We all know we should be using web analytics to analyse web site visitor behaviour and online marketing channel performance. However what type of web analysis should we use? Should you go for log file analysis or page tagging or a bit of both? First of all let’s define what we mean by these terms.
The bad news is that both strategies have their advantages and disadvantages so here goes.
Page Tagging Advantages
o Because data is collected client side this gets around any proxy and caching problems
o Will give you information on web design parameters such as browser versions, platform versions, screen resolution, connection speed etc
Page Tagging Disadvantages
o Firewalls can prevent or interfere with script processing
o Set up costs associated with insertion of code.

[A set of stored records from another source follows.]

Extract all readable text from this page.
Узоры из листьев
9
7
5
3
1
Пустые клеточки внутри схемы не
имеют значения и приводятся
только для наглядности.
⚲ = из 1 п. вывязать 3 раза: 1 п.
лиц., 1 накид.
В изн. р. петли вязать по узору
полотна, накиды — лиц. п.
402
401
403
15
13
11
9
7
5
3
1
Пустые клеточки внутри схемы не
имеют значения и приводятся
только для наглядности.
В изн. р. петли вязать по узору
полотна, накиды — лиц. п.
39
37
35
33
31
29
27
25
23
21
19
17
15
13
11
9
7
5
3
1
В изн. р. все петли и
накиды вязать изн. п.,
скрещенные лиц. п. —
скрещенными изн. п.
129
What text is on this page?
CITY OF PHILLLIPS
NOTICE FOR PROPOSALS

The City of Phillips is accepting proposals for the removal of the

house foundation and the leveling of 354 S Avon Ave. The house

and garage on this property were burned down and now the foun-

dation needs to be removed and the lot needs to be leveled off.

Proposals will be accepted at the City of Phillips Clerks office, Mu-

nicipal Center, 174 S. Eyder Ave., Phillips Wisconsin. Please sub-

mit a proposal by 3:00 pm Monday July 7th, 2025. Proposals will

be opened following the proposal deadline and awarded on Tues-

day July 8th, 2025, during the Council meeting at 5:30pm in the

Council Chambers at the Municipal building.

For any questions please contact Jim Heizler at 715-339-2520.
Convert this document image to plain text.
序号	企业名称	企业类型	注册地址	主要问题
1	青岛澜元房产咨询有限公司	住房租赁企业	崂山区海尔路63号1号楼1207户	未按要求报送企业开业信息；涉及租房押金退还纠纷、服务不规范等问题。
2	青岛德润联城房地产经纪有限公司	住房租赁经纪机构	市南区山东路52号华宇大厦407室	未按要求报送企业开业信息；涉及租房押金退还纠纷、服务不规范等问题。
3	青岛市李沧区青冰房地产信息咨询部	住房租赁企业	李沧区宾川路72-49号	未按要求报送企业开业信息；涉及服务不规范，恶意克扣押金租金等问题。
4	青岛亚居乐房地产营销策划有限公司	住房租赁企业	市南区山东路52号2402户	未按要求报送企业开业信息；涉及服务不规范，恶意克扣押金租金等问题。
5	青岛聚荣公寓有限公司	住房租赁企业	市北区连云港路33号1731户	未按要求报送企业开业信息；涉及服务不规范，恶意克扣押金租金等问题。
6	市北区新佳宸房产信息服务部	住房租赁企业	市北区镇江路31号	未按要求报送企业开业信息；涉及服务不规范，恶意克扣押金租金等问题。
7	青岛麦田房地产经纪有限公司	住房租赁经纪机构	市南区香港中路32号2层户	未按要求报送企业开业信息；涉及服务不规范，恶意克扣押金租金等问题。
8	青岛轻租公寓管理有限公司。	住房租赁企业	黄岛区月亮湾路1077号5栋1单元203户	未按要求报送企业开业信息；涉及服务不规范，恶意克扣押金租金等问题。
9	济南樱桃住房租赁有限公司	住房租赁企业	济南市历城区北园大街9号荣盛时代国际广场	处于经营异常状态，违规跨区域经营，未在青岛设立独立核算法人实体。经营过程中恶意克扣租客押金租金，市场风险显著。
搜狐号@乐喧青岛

o Insertion of code can lead to errors
o Will not pick up page errors such as 404s
o Because robots ignore scripts can not track search engine spiders
o Unable to directly track non html pages
o Vendor Specific
Logfile Analysis Advantages
o Historical Data can be analysed
o Little set up cost
o No firewall issues
o Easily track page errors
o Can track Search Engine spiders
o Vendor Independent
o Can track non html pages such as pdfs
o Proxy/caching inaccuracies. If a page is cached no record is logged on your web server
oNo web design parameters
o No event tracking
If you are used to looking at web statistics using Web Trends for instance you may see significant differences in visitor numbers. When moving to logfile analysis visitor numbers may increase by 20-30%. If your site is not using persistent cookies your web analytics programme can not identify unique visitors therefore all visitors are lumped together as total. Typically unique visitors represent about 20 -30% of total web site visits so this metric will be inflated by this amount. Sometimes you’ll see a dramatic reduction in site visits. This is usually because web analytics programmes strip out the loading of graphics which are erroneously counted as visits by other programs.
Other differences in visitor numbers are usually due to how programs define a visit. A visit duration of 30 minutes means that multiple visits from the same IP address with-in this time period will be counted as a single visit. Change this parameter to 15 minutes and these visits could be counted several times and your total visits will increase. Finally, when a web browser loads a PDF file is brings down different parts of the file at different time and some programs can count this as multiple requests for the same file. A good web analytics programme will collapse these multiple downloads into a single.
It is important to understand these differences and manage the expectations of your colleagues as surprise drops in web site metrics can sometimes lead to disenchantment with measuring web site performance altogether.